I really miss going on great family holidays... I am aching to be able to be in my living room with the rest of my family, while the mountain of crap by the front door piles higher and higher as we prepare to leave.
There's always that beautiful moment where you wonder whether Dad will ever be able to stop doing shuttle runs from the door to the car as mum continues to find things we've never used before but couldn't live without for 2 weeks in France. Mothers have an incredible capacity at times like these to both produce and secrete things that you had no idea were even on the cards for such an occasion. Be impressed with Blaine all you want, but watch my mother somehow manage to get 4 tubes of Pringles into a car that's being packed by the very people she's hiding them from, and you will be gasping in delight.
Family holidays are always brilliant with lots of siblings. There was always one sibling who inexplicably didn't want to go (for some unknown reason) and would sulk merrily away whilst declaring "I don't see why I should have to do this..." while everybody else declared either loudly or swearily "Because you're going on a free holiday you bellend".
There's that point where you think you'll never actually get in the car and then suddenly you are... all of you packed into a tiny tin box that contains half the house and more necklaces than one fourteen year old can possibly wear in two weeks. We'd get halfway to the ferry point and my brother would realise he'd forgotten something vital like his swimming trunks or his legs. Not even a debate as to whether we'll go back for it, we'll just let him figure it out when he gets there - it's dog eat dog.
The car arrives in the ferry and everybody wonders whether the car deck will smell like cheese, sick, dog poop and petrol - a quick assessment by whoever is first heaved out clarifies that it does. Everybody spends a minute sniffing it and deciding it's awful and then sniffing it again. Then you're ploughing your way to the deck... hopefully it's a night ferry and you can let Dad point out all the same features on the Portsmouth skyline that he's been doing for years and you've still not committed any of them to memory. Mental note - I'm going to need to do that before I start tagging along with the nephew's holidays.
The ferry journey is one of the best bits of any holiday - never, ever fly your children anywhere. Put them on an enormous boat filled with excited children and games and the first opportunity to use the different money that's been burning a confused hole in their pockets. The ferry is the time to decide that you know you shouldn't have a croissant because it'll be crap and you really would like your first croissant of the season to be great, but damn it you want a croissant...
The holiday will run it's course after that. I used to get burnt, get deliriously happy, have some kind of eating competition, go on a day trip that only Mum wanted to be on, swim for so much of the day that Mum wondered why she hadn't raised children with slightly higher aspirations... One of my favourite memories was a holiday where we camped in the Dordogne region in France. Did it rain much Laura? I practically grew gills. It was a little bit wet... So one day we decided to go kayaking... how on earth do you spell kayaaking? Kayakking?

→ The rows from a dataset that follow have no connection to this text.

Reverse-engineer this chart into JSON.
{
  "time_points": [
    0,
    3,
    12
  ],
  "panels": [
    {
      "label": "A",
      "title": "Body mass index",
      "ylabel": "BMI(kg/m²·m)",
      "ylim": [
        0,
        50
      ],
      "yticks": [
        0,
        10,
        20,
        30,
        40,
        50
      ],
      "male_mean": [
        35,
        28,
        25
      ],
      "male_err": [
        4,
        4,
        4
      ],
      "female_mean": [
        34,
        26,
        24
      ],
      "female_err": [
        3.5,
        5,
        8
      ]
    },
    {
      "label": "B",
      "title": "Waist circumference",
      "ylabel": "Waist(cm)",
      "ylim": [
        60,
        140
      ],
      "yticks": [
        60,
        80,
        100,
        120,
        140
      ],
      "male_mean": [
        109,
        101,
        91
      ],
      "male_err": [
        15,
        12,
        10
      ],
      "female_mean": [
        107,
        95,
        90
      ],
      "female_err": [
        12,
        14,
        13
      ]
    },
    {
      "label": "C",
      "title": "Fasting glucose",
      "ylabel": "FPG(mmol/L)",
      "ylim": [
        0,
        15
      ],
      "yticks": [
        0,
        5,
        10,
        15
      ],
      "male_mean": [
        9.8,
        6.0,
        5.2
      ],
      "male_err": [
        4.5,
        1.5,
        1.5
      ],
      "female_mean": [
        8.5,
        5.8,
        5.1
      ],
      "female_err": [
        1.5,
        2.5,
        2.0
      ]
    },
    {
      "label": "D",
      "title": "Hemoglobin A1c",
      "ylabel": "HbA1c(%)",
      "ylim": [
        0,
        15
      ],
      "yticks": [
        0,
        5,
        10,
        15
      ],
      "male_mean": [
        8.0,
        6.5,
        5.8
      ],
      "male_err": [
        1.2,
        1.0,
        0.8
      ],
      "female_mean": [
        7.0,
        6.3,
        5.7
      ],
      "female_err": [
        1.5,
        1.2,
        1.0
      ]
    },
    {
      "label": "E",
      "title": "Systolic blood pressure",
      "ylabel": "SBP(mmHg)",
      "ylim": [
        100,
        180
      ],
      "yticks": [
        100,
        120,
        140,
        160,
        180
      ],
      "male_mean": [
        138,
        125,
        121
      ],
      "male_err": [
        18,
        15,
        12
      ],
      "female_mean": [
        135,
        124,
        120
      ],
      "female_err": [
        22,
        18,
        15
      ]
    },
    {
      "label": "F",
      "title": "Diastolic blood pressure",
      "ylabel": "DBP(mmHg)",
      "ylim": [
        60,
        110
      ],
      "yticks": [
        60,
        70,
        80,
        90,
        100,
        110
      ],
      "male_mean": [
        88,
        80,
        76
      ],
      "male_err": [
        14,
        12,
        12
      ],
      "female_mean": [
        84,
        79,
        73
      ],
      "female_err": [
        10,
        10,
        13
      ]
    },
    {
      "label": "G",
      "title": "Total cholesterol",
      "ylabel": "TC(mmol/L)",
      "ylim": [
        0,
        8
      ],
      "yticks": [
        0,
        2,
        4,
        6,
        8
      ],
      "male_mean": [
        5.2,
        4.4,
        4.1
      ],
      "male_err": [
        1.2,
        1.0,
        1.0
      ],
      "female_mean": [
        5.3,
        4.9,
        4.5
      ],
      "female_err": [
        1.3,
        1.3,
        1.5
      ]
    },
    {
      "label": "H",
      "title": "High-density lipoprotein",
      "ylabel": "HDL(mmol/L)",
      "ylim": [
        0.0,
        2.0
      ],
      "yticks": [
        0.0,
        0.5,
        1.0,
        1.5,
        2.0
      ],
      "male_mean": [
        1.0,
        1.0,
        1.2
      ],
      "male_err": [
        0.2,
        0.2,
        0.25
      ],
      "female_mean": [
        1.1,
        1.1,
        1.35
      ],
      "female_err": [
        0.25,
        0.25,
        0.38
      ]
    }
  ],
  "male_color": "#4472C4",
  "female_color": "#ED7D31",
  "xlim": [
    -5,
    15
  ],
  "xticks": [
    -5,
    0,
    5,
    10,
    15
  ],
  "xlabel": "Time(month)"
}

It now sounds like I have phlegm issues... Anywho...
It was Dad, little sister, brother in kayak number 1. It was Mum, older sister and me in kayak number 2. Theory says that the considerably older people should have been far better at keeping a kayak upright and going straight... theory can go suck something sour. The afternoon ended with three very grumpy women in a wet kayak going about 1 metre an hour down a river while a kayak with two infants and a hysterically laughing man did loop the loops around the grumpy kayak, whilst all the time singing their new kayaking song which had been penned to irritate the grumpy women.
That holiday remains the only time in my living memory that my mother has expressly asked us to swear as loudly as we could at the disappearing back of my father.